Based on the functional analysis, most of the DAPs were contained in mitochondria (Table 2) and enriched pathways were linked with mitochondrial functions (Table 5). Cellular and molecular functions connected with NX-related DAPs indicated responses to oxidative stress as well as binding of lipids and small molecules such as RNAs (Tables 2 and 3). In the present study, we observed that the changes in the secretomes of jejunal explants exposed to NX reflected alteration in cell shape and adhesion, as well as alteration in the regulation of inflammatory response. This is in accordance with previous results, showing that NX regulates genes involved in cell proliferation, differentiation, apoptosis, and growth, and particularly in immune and pro-inflammatory responses (Pierron et al. 2022). In contrast to DON, most DAPs in NX-treated samples were mitochondrial proteins. The enrichment in mitochondrial proteins of the jejunal secretomes in response to NX is likely associated with the increased inflammation caused by this toxin compared to DON. Indeed, inflammation promotes the secretion of mitochondrial content (Todkar et al. 2021). The presence of mitochondrial content in the extracellular space can mediate cell-to-cell communication and repair and function as an activator of the immune response (Miliotis et al. 2019). When contained in mitochondrial-derived vesicles, extracellular mitochondrial proteins reflect an enhanced oxidative stress and mitochondrial toxicity (Vasam et al. 2021). In our conditions, it was not possible to distinguish if the identified DAPs are free in the surrounding medium or contained in vesicles or whole mitochondria. Further analyses are needed to investigate if NX is especially toxic to cell mitochondria, and if the secretion of mitochondrial-derived vesicles is important for the increased inflammation induced by NX compared to DON.
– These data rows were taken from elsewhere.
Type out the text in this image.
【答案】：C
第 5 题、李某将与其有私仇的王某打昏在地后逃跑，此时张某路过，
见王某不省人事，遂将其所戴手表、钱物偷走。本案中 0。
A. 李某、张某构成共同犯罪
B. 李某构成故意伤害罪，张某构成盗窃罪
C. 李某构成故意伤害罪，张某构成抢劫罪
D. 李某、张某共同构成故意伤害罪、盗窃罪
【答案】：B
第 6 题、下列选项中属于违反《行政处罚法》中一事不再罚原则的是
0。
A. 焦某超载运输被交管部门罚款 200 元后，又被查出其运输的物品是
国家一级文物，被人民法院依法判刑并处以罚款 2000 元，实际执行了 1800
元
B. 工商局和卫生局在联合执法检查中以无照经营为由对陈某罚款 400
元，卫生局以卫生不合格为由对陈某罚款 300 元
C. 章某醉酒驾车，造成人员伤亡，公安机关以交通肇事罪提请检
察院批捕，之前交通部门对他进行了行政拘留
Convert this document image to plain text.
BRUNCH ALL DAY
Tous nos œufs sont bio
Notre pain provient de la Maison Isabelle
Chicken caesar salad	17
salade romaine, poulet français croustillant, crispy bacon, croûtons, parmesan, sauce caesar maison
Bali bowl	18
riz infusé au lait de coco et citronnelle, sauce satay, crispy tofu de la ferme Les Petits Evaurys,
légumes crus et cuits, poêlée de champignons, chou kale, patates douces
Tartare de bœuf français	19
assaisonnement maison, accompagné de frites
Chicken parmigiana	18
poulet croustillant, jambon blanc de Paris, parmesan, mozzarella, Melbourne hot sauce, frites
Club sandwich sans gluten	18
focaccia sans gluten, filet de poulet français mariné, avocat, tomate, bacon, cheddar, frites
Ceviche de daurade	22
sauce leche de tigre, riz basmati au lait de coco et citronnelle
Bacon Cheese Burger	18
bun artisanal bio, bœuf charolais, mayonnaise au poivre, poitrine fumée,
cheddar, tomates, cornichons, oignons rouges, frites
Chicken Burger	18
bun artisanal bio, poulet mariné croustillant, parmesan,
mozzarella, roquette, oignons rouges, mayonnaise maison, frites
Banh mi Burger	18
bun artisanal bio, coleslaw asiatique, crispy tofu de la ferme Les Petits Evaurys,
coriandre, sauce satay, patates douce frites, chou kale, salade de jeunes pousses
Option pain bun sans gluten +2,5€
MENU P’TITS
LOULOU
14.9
In terms of risk analysis, the present results contribute with new information concerning the difference between DON and NX toxicity. Indeed, NX toxicity is associated with the release of extracellular mitochondrial proteins in exposed cells. Quantification of this phenomenon, in comparison with common effects such as inflammation, would be useful to characterize the combined toxicity of DON and NX and their possible interactions.

Conclusion

Our results show that the secretomes of jejunal explants exposed to DON and NX reflect the known histological lesions as well as the metabolic changes associated with cellular stress induced by the inflammation promoted by both mycotoxins. Our results also show that NX but not DON toxicity promotes the release of mitochondrial proteins, a phenomenon possibly linked with the pro-inflammatory effects of NX. Our results further suggest that NX may be toxic to mitochondria, and call for further research on the role of mitochondria and the production of mitochondrial-derived vesicles in NX toxicity. The present results provide new evidence that DON and NX toxicity may not simply be a matter of different potencies of the same effects, contrary to what was previously thought. The comparative assessment of mitochondrial toxicity could be useful to investigate the differential toxicity of DON and NX as well as their combined effects.